Identification of the bodies is complicated given that the remains have just been dumped on top of each other.
It has been decided to construct a pantheon to lay the bodies finally at rest at a site where those who want to pay their respects can do so. This will only happen when the bodies are indentified with DNA, to give the families the chance to bury their loved ones where they wish.
Between September 12 and 14 1936, the Franco troops took Teba. Many locals fled looking for the republican front which was then between Peñarrubia and Ardales in a night known as ‘the escape night’.
Some preferred to stay in the village, and soon started to face the repression, but those who ran were intercepted on February 6 1937 at Campanillas. They told Franco’s troops that they had not carried out any blood crimes and they were allowed to return to the village.
But on the return between Feb 7 and 10 nearly all the men were arrested at put into improvised jail made from two houses. On February 23, 81 men and 3 women were taken to the cemetery in groups of ten and shot.

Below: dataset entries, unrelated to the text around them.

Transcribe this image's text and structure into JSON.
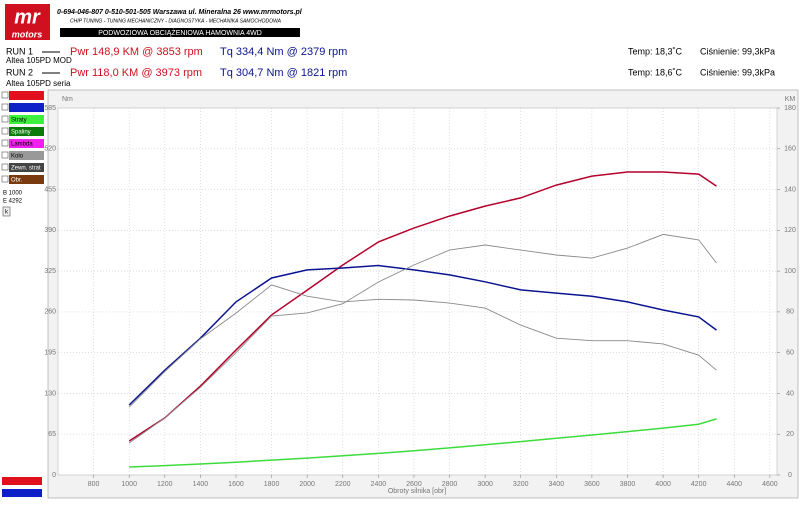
{
  "header": {
    "logo_top": "mr",
    "logo_bottom": "motors",
    "contact": "0-694-046-807   0-510-501-505   Warszawa ul. Mineralna 26   www.mrmotors.pl",
    "services": "CHIP TUNING - TUNING MECHANICZNY - DIAGNOSTYKA - MECHANIKA SAMOCHODOWA",
    "banner": "PODWOZIOWA OBCIĄŻENIOWA HAMOWNIA 4WD"
  },
  "runs": [
    {
      "run": "RUN 1",
      "car": "Altea 105PD MOD",
      "power": "Pwr  148,9 KM @ 3853 rpm",
      "torque": "Tq  334,4 Nm @ 2379 rpm",
      "temp": "Temp: 18,3˚C",
      "pressure": "Ciśnienie: 99,3kPa"
    },
    {
      "run": "RUN 2",
      "car": "Altea 105PD seria",
      "power": "Pwr  118,0 KM @ 3973 rpm",
      "torque": "Tq  304,7 Nm @ 1821 rpm",
      "temp": "Temp: 18,6˚C",
      "pressure": "Ciśnienie: 99,3kPa"
    }
  ],
  "sidebar": {
    "labels": [
      "Straty",
      "Spaliny",
      "Lambda",
      "Kolo",
      "Zewn. strat",
      "Obr."
    ],
    "begin": "B 1000",
    "end": "E 4292",
    "button": "k"
  },
  "chart_data": {
    "type": "line",
    "x_label": "Obroty silnika [obr]",
    "y_unit": "Nm",
    "y2_unit": "KM",
    "x": [
      1000,
      1200,
      1400,
      1600,
      1800,
      2000,
      2200,
      2400,
      2600,
      2800,
      3000,
      3200,
      3400,
      3600,
      3800,
      4000,
      4200,
      4300
    ],
    "xlim": [
      600,
      4640
    ],
    "xticks": [
      800,
      1000,
      1200,
      1400,
      1600,
      1800,
      2000,
      2200,
      2400,
      2600,
      2800,
      3000,
      3200,
      3400,
      3600,
      3800,
      4000,
      4200,
      4400,
      4600
    ],
    "ylim": [
      0,
      585
    ],
    "yticks": [
      0,
      65,
      130,
      195,
      260,
      325,
      390,
      455,
      520,
      585
    ],
    "y2lim": [
      0,
      180
    ],
    "y2ticks": [
      0,
      20,
      40,
      60,
      80,
      100,
      120,
      140,
      160,
      180
    ],
    "grid": true,
    "series": [
      {
        "color": "#b4002c",
        "axis": "y2",
        "values": [
          16.7,
          28,
          43.6,
          61.3,
          78.5,
          90.7,
          103,
          114.3,
          121.1,
          127,
          131.9,
          135.9,
          142.2,
          146.6,
          148.6,
          148.6,
          147.6,
          141.7
        ]
      },
      {
        "color": "#0a1490",
        "values": [
          111.6,
          167,
          218,
          276,
          314,
          327,
          330,
          334,
          327,
          319,
          308,
          295,
          290,
          285,
          276,
          263,
          252,
          231
        ]
      },
      {
        "color": "#8a8a8a",
        "axis": "y2",
        "values": [
          15.7,
          28,
          43,
          60,
          78,
          79.5,
          84,
          94.6,
          103,
          110.3,
          112.8,
          110.3,
          107.9,
          106.4,
          111.3,
          118,
          115.3,
          104
        ]
      },
      {
        "color": "#8a8a8a",
        "values": [
          108,
          165,
          217,
          258,
          303,
          285,
          276,
          280,
          279,
          274,
          266,
          239,
          218,
          214,
          214,
          209,
          191,
          167
        ]
      },
      {
        "color": "#3ddc3d",
        "axis": "y2",
        "values": [
          3.9,
          4.6,
          5.4,
          6.3,
          7.3,
          8.3,
          9.4,
          10.6,
          11.9,
          13.3,
          14.8,
          16.4,
          18.0,
          19.6,
          21.3,
          23.0,
          24.9,
          27.5
        ]
      }
    ]
  }
}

The archaeologist, Andrés Fernández, who is directing the excavation says that there was a night, on 23 February 1937, referred to locally as ‘the night of the 80’. On that night 81 men and 3 women were shot.

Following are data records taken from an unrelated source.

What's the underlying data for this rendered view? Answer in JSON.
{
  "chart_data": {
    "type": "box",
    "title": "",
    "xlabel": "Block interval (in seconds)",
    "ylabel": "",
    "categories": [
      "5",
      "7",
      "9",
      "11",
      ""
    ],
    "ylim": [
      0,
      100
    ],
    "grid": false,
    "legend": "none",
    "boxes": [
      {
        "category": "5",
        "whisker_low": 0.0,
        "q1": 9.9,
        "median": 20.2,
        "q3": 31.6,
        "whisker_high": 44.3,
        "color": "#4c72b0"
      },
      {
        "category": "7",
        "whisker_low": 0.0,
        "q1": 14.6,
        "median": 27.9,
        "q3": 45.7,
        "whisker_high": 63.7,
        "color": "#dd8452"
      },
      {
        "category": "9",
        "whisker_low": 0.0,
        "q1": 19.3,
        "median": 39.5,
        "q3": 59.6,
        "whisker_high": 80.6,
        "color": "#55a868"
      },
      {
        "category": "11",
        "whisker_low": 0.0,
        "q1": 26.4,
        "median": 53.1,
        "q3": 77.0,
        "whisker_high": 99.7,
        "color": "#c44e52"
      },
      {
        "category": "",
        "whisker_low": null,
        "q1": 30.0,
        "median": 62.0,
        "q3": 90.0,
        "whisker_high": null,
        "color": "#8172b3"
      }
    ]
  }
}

The investigation is being coordinated by Juan Fuentes, who is a member of the Historical Memory Association in Antequera. He asked for the funds to start the job, and said that parallel research is being carried out in both local and provincial history archives.
Ramón Espinosa, a Teba resident, told EFE news agency that the exhumation is being carried out as ‘an absolutely normal question, as something you have to do’.